Technology

#How we taught Google Translate to stop being sexist

#How we taught Google Translate to stop being sexist

Online translation tools have helped us learn new languages, communicate across linguistic borders, and view foreign websites in our native tongue. But the artificial intelligence (AI) behind them is far from perfect, often replicating rather than rejecting the biases that exist within a language or a society.

Such tools are especially vulnerable to gender stereotyping because some languages (such as English) don’t tend to gender nouns, while others (such as German) do. When translating from English to German, translation tools have to decide which gender to assign English words like “cleaner.” Overwhelmingly, the tools conform to the stereotype, opting for the feminine word in German.

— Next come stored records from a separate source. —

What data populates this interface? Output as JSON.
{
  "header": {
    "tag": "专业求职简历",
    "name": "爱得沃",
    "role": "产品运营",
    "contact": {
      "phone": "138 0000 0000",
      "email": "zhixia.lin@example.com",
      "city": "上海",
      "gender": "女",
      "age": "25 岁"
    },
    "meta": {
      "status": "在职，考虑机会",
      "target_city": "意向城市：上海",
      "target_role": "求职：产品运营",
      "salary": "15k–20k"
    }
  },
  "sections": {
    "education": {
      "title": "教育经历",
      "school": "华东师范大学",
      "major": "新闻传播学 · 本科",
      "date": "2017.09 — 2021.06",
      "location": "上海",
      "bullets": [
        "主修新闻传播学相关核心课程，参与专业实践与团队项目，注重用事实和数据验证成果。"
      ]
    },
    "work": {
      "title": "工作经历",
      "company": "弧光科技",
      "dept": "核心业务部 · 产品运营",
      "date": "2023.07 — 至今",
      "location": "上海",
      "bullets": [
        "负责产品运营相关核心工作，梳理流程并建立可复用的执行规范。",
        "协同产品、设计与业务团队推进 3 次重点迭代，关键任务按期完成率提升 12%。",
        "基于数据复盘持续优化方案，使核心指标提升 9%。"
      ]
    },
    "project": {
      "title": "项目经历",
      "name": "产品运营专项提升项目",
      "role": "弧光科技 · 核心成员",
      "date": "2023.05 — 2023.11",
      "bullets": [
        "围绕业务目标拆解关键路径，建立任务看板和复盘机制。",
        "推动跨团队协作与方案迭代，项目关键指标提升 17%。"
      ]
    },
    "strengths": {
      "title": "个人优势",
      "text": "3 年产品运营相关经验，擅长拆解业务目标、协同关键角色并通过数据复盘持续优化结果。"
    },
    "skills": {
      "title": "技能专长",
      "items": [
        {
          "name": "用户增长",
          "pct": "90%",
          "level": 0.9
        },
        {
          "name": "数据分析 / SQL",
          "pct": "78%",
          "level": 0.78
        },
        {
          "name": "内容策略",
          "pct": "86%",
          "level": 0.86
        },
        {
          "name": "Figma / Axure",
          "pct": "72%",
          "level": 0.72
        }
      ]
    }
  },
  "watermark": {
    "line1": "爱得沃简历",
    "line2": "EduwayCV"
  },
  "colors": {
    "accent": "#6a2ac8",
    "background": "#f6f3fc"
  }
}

Biases are human: they’re part of who we are. But when left unchallenged, biases can emerge in the form of concrete negative attitudes towards others. Now, our team has found a way to retrain the AI behind translation tools, using targeted training to help it to avoid gender stereotyping. Our method could be used in other fields of AI to help the technology reject, rather than replicate, biases within society.

Biased algorithms

To the dismay of their creators, AI algorithms often develop racist or sexist traits. Google Translate has been accused of stereotyping based on gender, such as its translations presupposing that all doctors are male and all nurses are female. Meanwhile, the AI language generator GPT-3 – which wrote an entire article for the Guardian in 2020 – recently showed that it was also shockingly good at producing harmful content and misinformation.

These AI failures aren’t necessarily the fault of their creators. Academics and activists recently drew attention to gender bias in the Oxford English Dictionary, where sexist synonyms of “woman” – such as “bitch” or “maid” – show how even a constantly revised, academically edited catalog of words can contain biases that reinforce stereotypes and perpetuate everyday sexism.

AI learns bias because it isn’t built in a vacuum: it learns how to think and act by reading, analyzing, and categorizing existing data – like that contained in the Oxford English Dictionary. In the case of translation AI, we expose its algorithm to billions of words of textual data and ask it to recognize and learn from the patterns it detects. We call this process machine learning, and along the way patterns of bias are learned as well as those of grammar and syntax.

Ideally, the textual data we show AI won’t contain bias. But there’s an ongoing trend in the field towards building bigger systems trained on ever-growing data sets. We’re talking hundreds of billions of words. These are obtained from the internet by using undiscriminating text-scraping tools like Common Crawl and WebText2, which maraud across the web, gobbling up every word they come across.

The sheer size of the resultant data makes it impossible for any human to actually know what’s in it. But we do know that some of it comes from platforms like Reddit, which has made headlines for featuring offensive, false or conspiratorial information in users’ posts.